Sometime in May, Hunter was impregnated, though who the father is remains subject of debate. Edwards, in his interview with ABC News this Friday, said the child was not his and was willing to take a paternity test to prove it. And indeed, during the contemporary reporting of the story a loyalist to the Senator, Andrew Young, took responsibility.

But allegations of Young's involvement seemed dubious both when they first surfaced and now. Soon after the National Enquirer published its story on Hunter's pregnancy, rumors began spreading from North Carolina - where Young continued to live with his wife and three children - that Mrs. Young was non-too-pleased that her husband had to fall on the sword. Moreover, she was talking about her displeasure to her friends in the local hair salon.

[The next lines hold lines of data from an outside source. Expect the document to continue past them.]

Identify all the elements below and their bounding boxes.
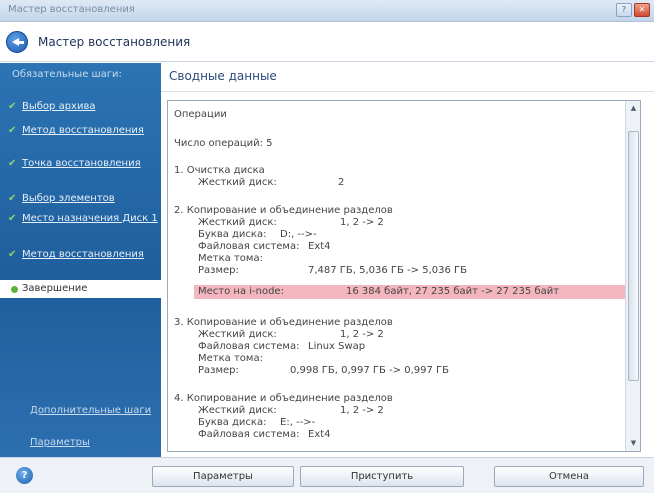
op3-fs-value: Linux Swap	[308, 341, 366, 352]
checkmark-icon: ✔	[8, 158, 17, 169]
panel-title: Сводные данные	[169, 69, 277, 83]
op2-hdd-value: 1, 2 -> 2	[340, 217, 384, 228]
op2-vol-label: Метка тома:	[198, 253, 263, 264]
wizard-title: Мастер восстановления	[38, 35, 191, 49]
operations-heading: Операции	[174, 109, 227, 120]
op2-free-label: Место на i-node:	[198, 286, 284, 297]
op2-free-value: 16 384 байт, 27 235 байт -> 27 235 байт	[346, 286, 560, 297]
checkmark-icon: ✔	[8, 213, 17, 224]
op1-hdd-value: 2	[338, 177, 345, 188]
sidebar-step-method[interactable]: ✔ Метод восстановления	[8, 125, 160, 136]
op2-letter-value: D:, -->-	[280, 229, 317, 240]
window-controls: ? ✕	[616, 3, 650, 17]
op3-size-value: 0,998 ГБ, 0,997 ГБ -> 0,997 ГБ	[290, 365, 449, 376]
proceed-button[interactable]: Приступить	[300, 466, 464, 487]
op2-fs-value: Ext4	[308, 241, 331, 252]
step-label: Завершение	[22, 283, 88, 294]
vertical-scrollbar[interactable]: ▲ ▼	[625, 101, 640, 451]
back-arrow-icon[interactable]	[6, 31, 28, 53]
step-label: Метод восстановления	[22, 125, 144, 136]
divider	[161, 91, 654, 92]
op1-title: 1. Очистка диска	[174, 165, 265, 176]
op3-vol-label: Метка тома:	[198, 353, 263, 364]
options-button[interactable]: Параметры	[152, 466, 294, 487]
step-label: Место назначения Диск 1	[22, 213, 158, 224]
op2-letter-label: Буква диска:	[198, 229, 267, 240]
sidebar-step-finish[interactable]: Завершение	[0, 280, 161, 298]
checkmark-icon: ✔	[8, 125, 17, 136]
op4-fs-label: Файловая система:	[198, 429, 300, 440]
operations-content: Операции Число операций: 5 1. Очистка ди…	[168, 101, 626, 451]
scroll-up-icon[interactable]: ▲	[627, 102, 640, 115]
step-label: Выбор элементов	[22, 193, 115, 204]
help-icon[interactable]: ?	[16, 467, 33, 484]
summary-panel: Сводные данные Операции Число операций: …	[161, 63, 654, 457]
options-link[interactable]: Параметры	[30, 437, 90, 449]
op2-title: 2. Копирование и объединение разделов	[174, 205, 393, 216]
op3-fs-label: Файловая система:	[198, 341, 300, 352]
required-steps-title: Обязательные шаги:	[12, 69, 122, 80]
checkmark-icon: ✔	[8, 101, 17, 112]
sidebar-step-archive[interactable]: ✔ Выбор архива	[8, 101, 160, 112]
checkmark-icon: ✔	[8, 249, 17, 260]
wizard-footer: ? Параметры Приступить Отмена	[0, 457, 654, 493]
wizard-header: Мастер восстановления	[0, 22, 654, 62]
op2-size-value: 7,487 ГБ, 5,036 ГБ -> 5,036 ГБ	[308, 265, 467, 276]
sidebar-step-point[interactable]: ✔ Точка восстановления	[8, 158, 160, 169]
checkmark-icon: ✔	[8, 193, 17, 204]
steps-sidebar: Обязательные шаги: ✔ Выбор архива ✔ Мето…	[0, 63, 161, 457]
window-title-bar: Мастер восстановления ? ✕	[0, 0, 654, 22]
op3-hdd-label: Жесткий диск:	[198, 329, 277, 340]
sidebar-step-items[interactable]: ✔ Выбор элементов	[8, 193, 160, 204]
op1-hdd-label: Жесткий диск:	[198, 177, 277, 188]
op2-hdd-label: Жесткий диск:	[198, 217, 277, 228]
current-step-dot-icon	[11, 286, 18, 293]
cancel-button[interactable]: Отмена	[494, 466, 644, 487]
op3-size-label: Размер:	[198, 365, 239, 376]
operations-count: Число операций: 5	[174, 138, 273, 149]
operations-list[interactable]: Операции Число операций: 5 1. Очистка ди…	[167, 100, 641, 452]
op4-letter-label: Буква диска:	[198, 417, 267, 428]
op2-fs-label: Файловая система:	[198, 241, 300, 252]
op2-size-label: Размер:	[198, 265, 239, 276]
scrollbar-thumb[interactable]	[628, 131, 639, 381]
sidebar-step-method-2[interactable]: ✔ Метод восстановления	[8, 249, 160, 260]
op4-title: 4. Копирование и объединение разделов	[174, 393, 393, 404]
op4-hdd-value: 1, 2 -> 2	[340, 405, 384, 416]
optional-steps-link[interactable]: Дополнительные шаги	[30, 405, 151, 417]
step-label: Выбор архива	[22, 101, 96, 112]
step-label: Метод восстановления	[22, 249, 144, 260]
op3-hdd-value: 1, 2 -> 2	[340, 329, 384, 340]
close-window-button[interactable]: ✕	[634, 3, 650, 17]
window-title: Мастер восстановления	[8, 4, 135, 15]
step-label: Точка восстановления	[22, 158, 141, 169]
op4-letter-value: E:, -->-	[280, 417, 316, 428]
sidebar-step-destination[interactable]: ✔ Место назначения Диск 1	[8, 213, 160, 224]
op4-hdd-label: Жесткий диск:	[198, 405, 277, 416]
scroll-down-icon[interactable]: ▼	[627, 437, 640, 450]
op4-fs-value: Ext4	[308, 429, 331, 440]
help-window-button[interactable]: ?	[616, 3, 632, 17]
op3-title: 3. Копирование и объединение разделов	[174, 317, 393, 328]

Nothing ever came of that. But aspects of the Hunter-Edwards affair were, well before then, slowly leaking out in the media. On August 27, 2007, the New York Post's "Page Six" ran the following blind item: "WHICH political candidate enjoys visiting New York because he has a girlfriend who lives downtown? The pol tells her he'll marry her when his current wife is out of the picture."

A month later the Huffington Post reported its first story. And a week after that the National Enquirer first publicly asserted that something untoward had taken place. On October 11, 2007, with his bid for the Democratic nomination still very much a possibility, Edwards denied vociferously any involvement in an affair. In December, the National Enquirer followed up with a story about Hunter's pregnancy.

When the national media did not take the bait on the report (the Huffington Post pursued it but couldn't confirm) little was heard about the matter. Until this past week when stories surfaced that Edwards had rendezvoused with Hunter in a hotel in Beverly Hills. On Friday, he released the following statement:

"I made a serious error in judgment and conducted myself in a way that was disloyal to my family and to my core beliefs. I recognized my mistake and I told my wife that I had a liaison with another woman, and I asked for her forgiveness. Although I was honest in every painful detail with my family, I did not tell the public. When a supermarket tabloid told a version of the story, I used the fact that the story contained many falsities to deny it. But being 99% honest is no longer enough."